New Zealand Art History

The island nation of New Zealand has a long art history that stretches back to before written records began. During the early eras, art would have been created by indigenous native cultures. Some examples of this have survived to this day. When different nations began to explore and colonize New Zealand, this had a significant impact on the country’s art. In modern times tourists who come to New Zealand can see a varied mix of art forms.

The Prehistoric Era

In the prehistoric days of human civilization, it appears that art was already practised and thriving in New Zealand. In South Island, a number of cave drawings have been found. Charcoal was used to create these pictures on predominantly limestone rock walls. They tended to be of animals and humans. There were also depictions of mythical reptiles. Some of the birds drawn are now extinct. This includes Moa and Haast’s eagles. The Maori people were responsible for this early art. When it was first discovered by explorers, it was unclear exactly who created them.

The Maori Natives

There are four key forms of Maori art. These are painting, weaving, tattoos and carving. Works by Maori artists have a deeply spiritual significance, especially compared to the art of European settlers. The four art forms were used for communication, and cultural purposes before the Maori began to use writing. Each region of New Zealand had its own unique style. Motifs such as spirals, chevrons and korus were prevalent throughout the country. The primary colours in Maori art were red, black and white.

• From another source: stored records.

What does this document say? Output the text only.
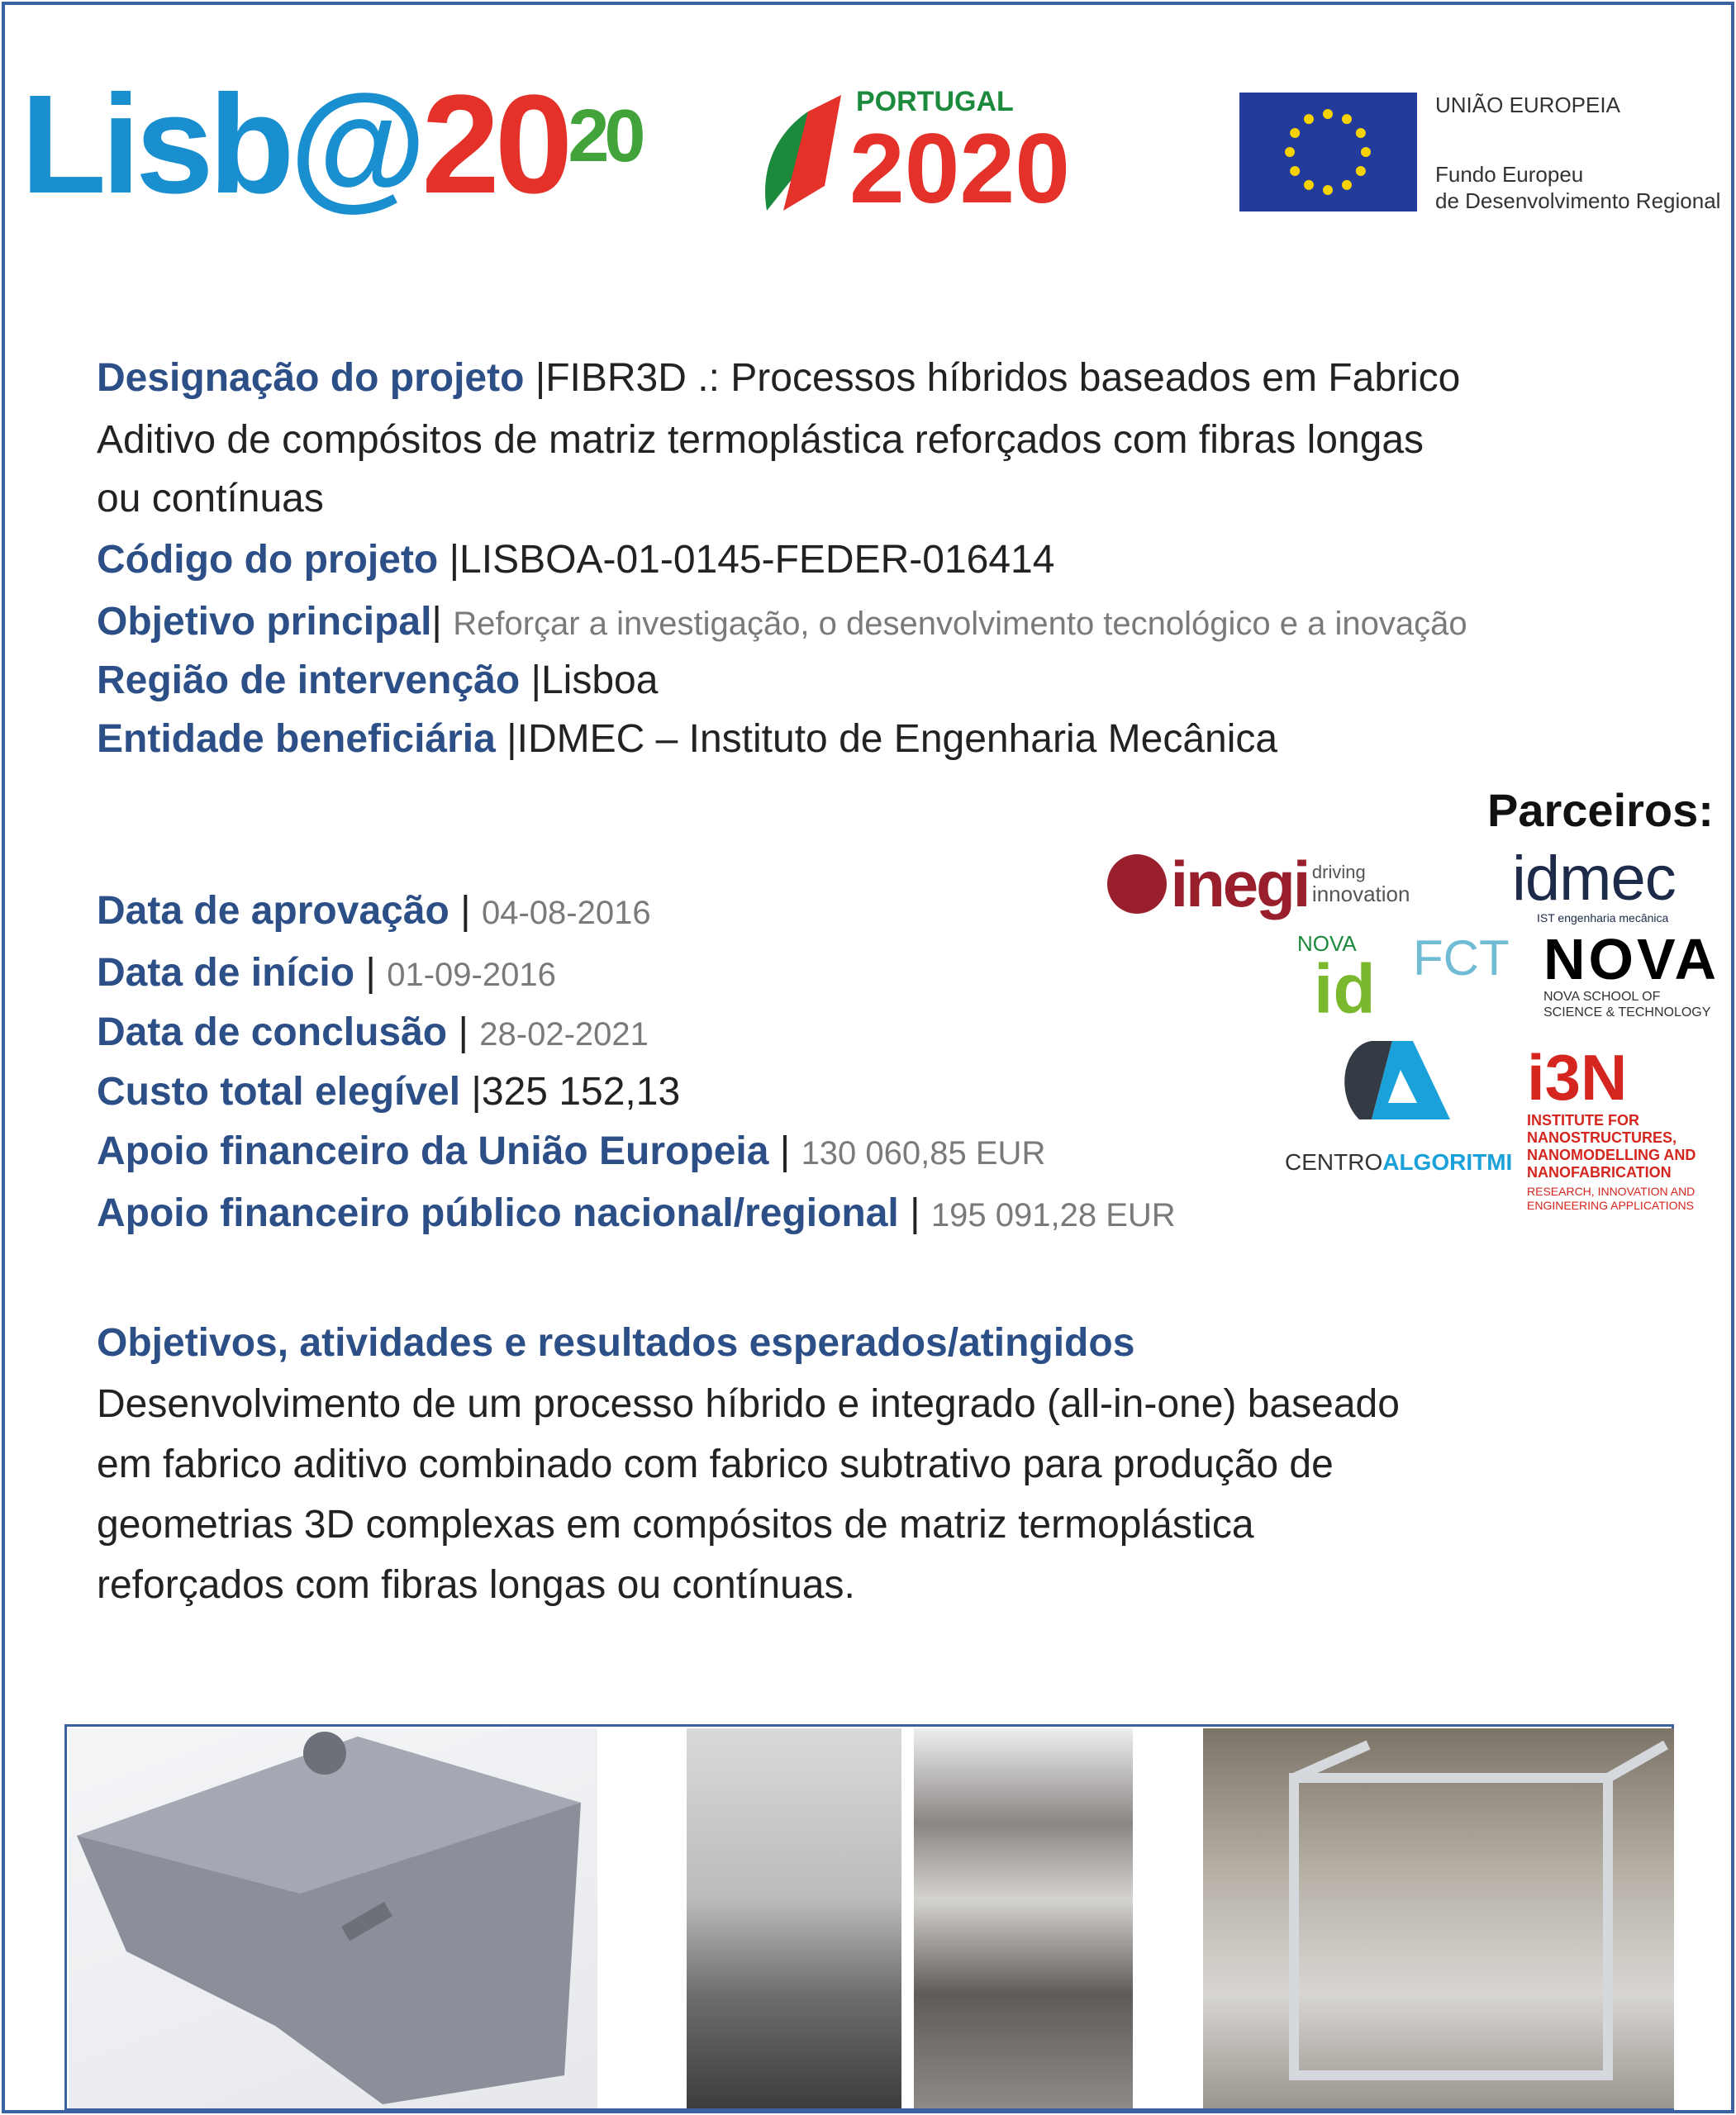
$Lisb@20^{20}$	PORTUGAL
2020
UNIÃO EUROPEIA
Fundo Europeu
de Desenvolvimento Regional
Designação do projeto |FIBR3D .: Processos híbridos baseados em Fabrico
Aditivo de compósitos de matriz termoplástica reforçados com fibras longas
ou contínuas
Código do projeto |LISBOA-01-0145-FEDER-016414
Objetivo principal| Reforçar a investigação, o desenvolvimento tecnológico e a inovação
Região de intervenção |Lisboa
Entidade beneficiária |IDMEC – Instituto de Engenharia Mecânica
Data de aprovação | 04-08-2016
Data de início | 01-09-2016
Data de conclusão | 28-02-2021
Custo total elegível |325 152,13
Apoio financeiro da União Europeia | 130 060,85 EUR
Apoio financeiro público nacional/regional | 195 091,28 EUR
Parceiros:
inegi driving
innovation idmec
IST engenharia mecânica
NOVA
id FCT NOVA
NOVA SCHOOL OF
SCIENCE & TECHNOLOGY
CENTROALGORITMI
i3N
INSTITUTE FOR
NANOSTRUCTURES,
NANOMODELLING AND
NANOFABRICATION
RESEARCH, INNOVATION AND
ENGINEERING APPLICATIONS
Objetivos, atividades e resultados esperados/atingidos
Desenvolvimento de um processo híbrido e integrado (all-in-one) baseado
em fabrico aditivo combinado com fabrico subtrativo para produção de
geometrias 3D complexas em compósitos de matriz termoplástica
reforçados com fibras longas ou contínuas.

The Early European Explorers

When Europeans began to colonize New Zealand, they brought new art styles with them. Explorer ships often had an artist on board in order to make visual records of new lands. Isaac Gilsemans is regarded as the first artist of this type. He was on a 1642 expedition to the country. Illustrators on the famous ship Endeavour created the first known realistic drawings of Maori natives. They also visually depicted the local flora and fauna. This occurred in 1769. When William Hodges and John Webber visited New Zealand in the 1770s, their paintings were an influence on the naturalism movement.

The 19th Century

The most famous New Zealand artists in the 19th century were mostly visitors rather than residents. James Berry, for instance, became well known for painting a chief called Rua in 1818. The painting of natives became so popular that some artists decided to do so back in Britain, inviting the subjects of their work to the UK instead of travelling to New Zealand. The early colonizers liked to make prints of the country’s landscapes. Augustus Earle is a good example of this. The biggest markets for art were paintings of Maori people and natural landscapes. This century also saw the start of photography. Works in this medium tended to copy the trends of paintings.

The 20th Century

The 20th century saw a renaissance for the Maori culture. There was a renewal of traditional native art forms. Art schools were established to encourage this. At the same time, a new, distinctly national style of art emerged. People of Pakeha descent like Rita Angus revolutionized landscape painting. The visual arts rose to prominence thanks to filmmakers such as Peter Jackson.